GPU's aren't yet awfully efficient at 1 bit math. I could imagine FPGA designs m...

int_19h · on Feb 28, 2024

I don't think it would be difficult to make them efficient.

The main reason why we run this stuff on GPUs is their memory bandwidth, anyway.

sebzim4500 · on Feb 28, 2024

I'm very unconvinced that ASICs are better suited for this than for FP16/FP8 models that are being used today.

londons_explore · on Feb 28, 2024

BF16 is a pretty big unit in an ASIC - You need at least 9 * 5 gates to calculate the exponent of the result, a 10 bit barrel shifter (10*10 + 10*ceil(log2(10)) gates), and a 10 bit multiplier (approximately 10 * 10 * 9 gates)

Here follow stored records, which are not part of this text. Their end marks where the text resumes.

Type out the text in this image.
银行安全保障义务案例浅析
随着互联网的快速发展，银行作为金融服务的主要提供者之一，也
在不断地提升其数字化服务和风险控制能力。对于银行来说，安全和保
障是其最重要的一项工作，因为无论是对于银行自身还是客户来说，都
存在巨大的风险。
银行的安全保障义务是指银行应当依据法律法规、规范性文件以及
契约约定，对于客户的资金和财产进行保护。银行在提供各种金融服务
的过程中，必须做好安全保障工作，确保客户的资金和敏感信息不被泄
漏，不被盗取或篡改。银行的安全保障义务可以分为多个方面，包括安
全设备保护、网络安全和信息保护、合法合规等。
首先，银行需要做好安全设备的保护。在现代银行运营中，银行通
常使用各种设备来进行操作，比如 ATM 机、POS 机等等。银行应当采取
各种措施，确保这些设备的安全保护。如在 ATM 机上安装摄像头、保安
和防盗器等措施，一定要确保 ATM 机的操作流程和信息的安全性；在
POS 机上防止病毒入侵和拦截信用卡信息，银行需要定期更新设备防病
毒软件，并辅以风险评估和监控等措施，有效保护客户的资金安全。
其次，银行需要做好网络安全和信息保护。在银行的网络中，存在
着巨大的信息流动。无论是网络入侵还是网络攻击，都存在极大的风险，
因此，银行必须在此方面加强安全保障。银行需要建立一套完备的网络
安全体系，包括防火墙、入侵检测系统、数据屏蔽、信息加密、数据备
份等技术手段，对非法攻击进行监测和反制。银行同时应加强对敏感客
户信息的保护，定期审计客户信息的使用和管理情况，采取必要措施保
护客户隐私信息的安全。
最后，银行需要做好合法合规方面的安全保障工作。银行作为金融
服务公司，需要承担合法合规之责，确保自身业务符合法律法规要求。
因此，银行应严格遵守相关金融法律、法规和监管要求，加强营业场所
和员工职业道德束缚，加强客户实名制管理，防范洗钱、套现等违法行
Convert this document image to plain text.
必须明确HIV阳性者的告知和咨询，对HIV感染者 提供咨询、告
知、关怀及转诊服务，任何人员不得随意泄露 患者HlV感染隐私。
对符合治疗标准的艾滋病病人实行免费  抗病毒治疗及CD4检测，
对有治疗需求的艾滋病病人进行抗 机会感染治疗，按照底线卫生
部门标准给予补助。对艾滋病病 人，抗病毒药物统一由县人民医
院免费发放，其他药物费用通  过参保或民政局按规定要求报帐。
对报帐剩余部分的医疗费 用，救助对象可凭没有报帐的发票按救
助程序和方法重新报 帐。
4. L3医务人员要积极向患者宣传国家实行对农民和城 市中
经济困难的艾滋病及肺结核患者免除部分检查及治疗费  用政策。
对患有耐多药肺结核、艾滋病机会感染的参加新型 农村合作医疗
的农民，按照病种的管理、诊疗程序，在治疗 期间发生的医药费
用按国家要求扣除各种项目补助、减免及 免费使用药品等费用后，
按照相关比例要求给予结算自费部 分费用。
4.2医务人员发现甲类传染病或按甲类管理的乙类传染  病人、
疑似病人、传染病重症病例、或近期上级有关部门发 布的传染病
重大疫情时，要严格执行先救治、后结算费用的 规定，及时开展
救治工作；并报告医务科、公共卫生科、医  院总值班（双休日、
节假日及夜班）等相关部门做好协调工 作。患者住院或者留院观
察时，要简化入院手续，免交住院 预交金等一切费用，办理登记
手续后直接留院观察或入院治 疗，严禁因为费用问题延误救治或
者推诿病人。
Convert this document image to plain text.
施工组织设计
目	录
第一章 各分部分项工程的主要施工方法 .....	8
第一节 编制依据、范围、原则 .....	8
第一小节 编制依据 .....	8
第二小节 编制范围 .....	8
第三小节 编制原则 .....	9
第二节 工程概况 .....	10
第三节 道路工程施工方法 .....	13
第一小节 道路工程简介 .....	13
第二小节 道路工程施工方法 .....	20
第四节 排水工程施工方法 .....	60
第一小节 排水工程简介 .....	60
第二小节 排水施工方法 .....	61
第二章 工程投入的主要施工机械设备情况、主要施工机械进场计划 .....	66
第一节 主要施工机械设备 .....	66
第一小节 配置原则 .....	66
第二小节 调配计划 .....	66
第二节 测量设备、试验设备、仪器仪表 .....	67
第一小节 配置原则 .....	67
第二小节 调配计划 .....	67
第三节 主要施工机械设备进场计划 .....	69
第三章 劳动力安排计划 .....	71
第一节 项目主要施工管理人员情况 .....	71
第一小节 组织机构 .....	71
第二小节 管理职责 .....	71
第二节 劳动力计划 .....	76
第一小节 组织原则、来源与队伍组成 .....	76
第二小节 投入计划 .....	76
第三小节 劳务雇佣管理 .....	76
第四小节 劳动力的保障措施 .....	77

Total = 1085 gates. The reality is probably far more, because you're going to want to use carry-look-ahead and pipelining.

Whereas 1 bit multiplies and add's of say a 16 bit accumulator use... 16 gates! (and probably half since you can probably use scheduling tricks to skip past the zero's, at the expense of variable latency...)

So when 1 bit math uses only 1/100th of the silicon area of 16 bit math, and according to this paper gets the same results, the future is clearly silicon that can do 1 bit math.